Time dilation is indeed an experimental fact.
So as velocity increases decay rates slow. But if you use today's slower rate to calculate into the past without taking into account the decay rates increase as you go backwards, you would come to the incorrect conclusion that the earth was billions of years old.
Time dilation does exist, but what you apparently still fail to grasp is that it is
relative. The rate of time passing in Earth's proper frame never changes, whatever our movement. What changes is the rate of time we measure in frames moving relative to us, and the difference in the rate of time we measure for such frames depends on their relative motion with respect to us. Likewise, from the point of view of other frames, their own proper time never changes and it's our rate of time which they measure that changes; if we measure their time running slow, they'll measure our time running slow.
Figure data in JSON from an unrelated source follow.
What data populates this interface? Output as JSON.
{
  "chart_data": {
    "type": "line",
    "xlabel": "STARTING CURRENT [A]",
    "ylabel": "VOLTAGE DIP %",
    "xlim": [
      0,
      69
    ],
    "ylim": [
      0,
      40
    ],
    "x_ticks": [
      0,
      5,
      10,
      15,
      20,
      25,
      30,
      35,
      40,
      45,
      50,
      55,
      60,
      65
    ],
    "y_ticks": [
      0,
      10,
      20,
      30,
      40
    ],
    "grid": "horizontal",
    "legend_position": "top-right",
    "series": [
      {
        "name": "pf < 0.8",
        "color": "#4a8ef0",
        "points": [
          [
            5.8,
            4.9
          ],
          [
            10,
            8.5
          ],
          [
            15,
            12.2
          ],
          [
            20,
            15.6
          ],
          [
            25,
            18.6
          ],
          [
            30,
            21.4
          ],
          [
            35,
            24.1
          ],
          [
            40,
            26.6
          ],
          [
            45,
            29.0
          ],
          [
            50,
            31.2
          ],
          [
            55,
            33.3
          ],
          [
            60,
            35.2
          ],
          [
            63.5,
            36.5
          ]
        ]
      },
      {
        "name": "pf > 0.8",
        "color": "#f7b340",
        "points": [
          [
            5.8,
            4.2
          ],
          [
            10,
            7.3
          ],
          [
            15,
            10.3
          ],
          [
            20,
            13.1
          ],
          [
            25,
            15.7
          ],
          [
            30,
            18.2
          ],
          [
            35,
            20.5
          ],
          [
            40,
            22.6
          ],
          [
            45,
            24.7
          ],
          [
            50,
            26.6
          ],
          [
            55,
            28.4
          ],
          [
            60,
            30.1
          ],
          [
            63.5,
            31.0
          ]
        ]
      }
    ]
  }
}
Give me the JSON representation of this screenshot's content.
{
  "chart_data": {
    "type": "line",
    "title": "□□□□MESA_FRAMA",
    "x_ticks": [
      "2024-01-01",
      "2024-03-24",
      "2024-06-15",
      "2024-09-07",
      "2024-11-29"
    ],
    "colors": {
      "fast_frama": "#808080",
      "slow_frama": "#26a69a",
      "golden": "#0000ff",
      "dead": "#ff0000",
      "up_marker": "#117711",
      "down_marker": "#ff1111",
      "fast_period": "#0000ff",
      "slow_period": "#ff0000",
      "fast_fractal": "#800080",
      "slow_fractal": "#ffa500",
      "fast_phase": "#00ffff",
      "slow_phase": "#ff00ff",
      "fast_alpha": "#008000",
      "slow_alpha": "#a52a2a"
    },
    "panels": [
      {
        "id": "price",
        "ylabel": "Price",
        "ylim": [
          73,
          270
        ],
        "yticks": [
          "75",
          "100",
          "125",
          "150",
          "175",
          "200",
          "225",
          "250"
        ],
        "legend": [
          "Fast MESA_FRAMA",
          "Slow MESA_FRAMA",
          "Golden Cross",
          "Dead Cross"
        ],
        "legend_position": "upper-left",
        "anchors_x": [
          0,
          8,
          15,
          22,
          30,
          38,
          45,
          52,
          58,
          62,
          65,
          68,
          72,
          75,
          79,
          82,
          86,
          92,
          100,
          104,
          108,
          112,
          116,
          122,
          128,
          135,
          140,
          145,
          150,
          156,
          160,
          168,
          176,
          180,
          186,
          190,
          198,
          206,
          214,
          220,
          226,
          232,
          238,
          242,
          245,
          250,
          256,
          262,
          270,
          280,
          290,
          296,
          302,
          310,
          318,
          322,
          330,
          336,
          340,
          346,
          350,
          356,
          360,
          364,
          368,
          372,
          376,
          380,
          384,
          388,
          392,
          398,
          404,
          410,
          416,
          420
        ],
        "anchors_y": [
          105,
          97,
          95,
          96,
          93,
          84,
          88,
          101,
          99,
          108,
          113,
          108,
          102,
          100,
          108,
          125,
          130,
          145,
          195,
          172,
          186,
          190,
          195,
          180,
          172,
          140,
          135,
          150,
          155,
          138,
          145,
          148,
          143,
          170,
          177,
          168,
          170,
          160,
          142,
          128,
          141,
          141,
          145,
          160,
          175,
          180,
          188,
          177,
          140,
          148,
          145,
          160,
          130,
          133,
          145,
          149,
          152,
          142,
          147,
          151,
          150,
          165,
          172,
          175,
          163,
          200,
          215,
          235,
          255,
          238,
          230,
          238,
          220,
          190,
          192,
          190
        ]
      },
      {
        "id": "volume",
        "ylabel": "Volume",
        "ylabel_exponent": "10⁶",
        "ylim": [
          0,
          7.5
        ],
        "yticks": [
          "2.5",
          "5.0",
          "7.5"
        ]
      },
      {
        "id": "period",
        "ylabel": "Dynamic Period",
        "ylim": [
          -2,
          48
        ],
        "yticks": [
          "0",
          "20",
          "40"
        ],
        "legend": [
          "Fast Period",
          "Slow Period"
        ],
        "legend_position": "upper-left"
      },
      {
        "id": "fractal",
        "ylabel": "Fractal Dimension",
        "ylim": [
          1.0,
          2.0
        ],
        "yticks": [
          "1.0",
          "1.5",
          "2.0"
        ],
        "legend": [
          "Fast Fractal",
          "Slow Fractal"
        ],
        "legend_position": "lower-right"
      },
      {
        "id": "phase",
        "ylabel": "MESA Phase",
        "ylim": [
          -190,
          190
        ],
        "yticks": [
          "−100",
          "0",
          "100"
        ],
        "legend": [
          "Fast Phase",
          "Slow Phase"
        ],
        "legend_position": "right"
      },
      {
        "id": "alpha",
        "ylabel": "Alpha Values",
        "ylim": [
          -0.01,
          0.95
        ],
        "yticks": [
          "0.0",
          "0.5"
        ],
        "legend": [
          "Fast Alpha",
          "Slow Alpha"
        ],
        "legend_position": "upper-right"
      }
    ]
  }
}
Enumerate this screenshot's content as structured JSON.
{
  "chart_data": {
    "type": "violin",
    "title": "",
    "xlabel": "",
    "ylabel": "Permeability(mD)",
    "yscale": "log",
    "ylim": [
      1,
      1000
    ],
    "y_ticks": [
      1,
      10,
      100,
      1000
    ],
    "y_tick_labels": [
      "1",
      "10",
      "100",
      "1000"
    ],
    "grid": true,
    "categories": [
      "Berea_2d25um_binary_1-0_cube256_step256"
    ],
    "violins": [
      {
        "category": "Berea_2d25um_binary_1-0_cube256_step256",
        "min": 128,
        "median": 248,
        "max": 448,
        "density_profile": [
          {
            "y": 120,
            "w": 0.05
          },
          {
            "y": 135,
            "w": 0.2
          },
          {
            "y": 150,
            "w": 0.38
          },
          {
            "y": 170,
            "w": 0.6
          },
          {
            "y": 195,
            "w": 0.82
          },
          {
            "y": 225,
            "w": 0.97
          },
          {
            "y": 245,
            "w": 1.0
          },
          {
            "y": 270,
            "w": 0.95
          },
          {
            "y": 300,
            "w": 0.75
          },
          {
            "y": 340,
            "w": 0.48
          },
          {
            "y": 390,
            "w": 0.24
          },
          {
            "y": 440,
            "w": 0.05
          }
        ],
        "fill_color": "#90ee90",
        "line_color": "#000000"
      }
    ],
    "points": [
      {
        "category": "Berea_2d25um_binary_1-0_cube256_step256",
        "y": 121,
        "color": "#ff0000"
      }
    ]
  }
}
Since there's no absolute frame of reference, with respect to which frame are you suggesting that the rate of passing of time on Earth has changed, and how do you propose it makes any difference to the age we measure for events in Earth's proper frame?
By products of this is that mass also increases due to an increase in energy, hence we no longer have dinosaur sized animals because they can not exist in today's higher mass.
Mass increase, like time, and length contraction, is also what we measure for other frames that are in motion with respect to us, i.e. it is
relative. As far as we are concerned, it never changes in our proper frame. Frames in motion relative to us will measure a change in our mass, and rate of time passing, and a contraction in the path of our relative motion, and we will measure corresponding changes in theirs, but from the POV of each frame their own mass, length, & time never change.
So again, with respect to which frame are you suggesting our mass has increased? (hint: it would have to be moving at a significant fraction of the speed of light relative to us to measure the kind of changes you suggest).
There have been ill-informed suggestions that Earth's gravity was weaker 65 million years ago, but a moment's thought will tell you that any difference significant enough to allow creatures to grow several times larger than otherwise, would disturb Earth's orbit, that of the moon around the Earth, and change the sun's size and rate of fusion; there's no evidence for any of this.
And if you're suggesting it's because of the big bang, it would also apply to the rest of the solar system and the whole galaxy too. We don't see any such disturbances and we don't see the mass of stars & planets decreasing with distance from us (i.e. back in time), or any other consequences that would result.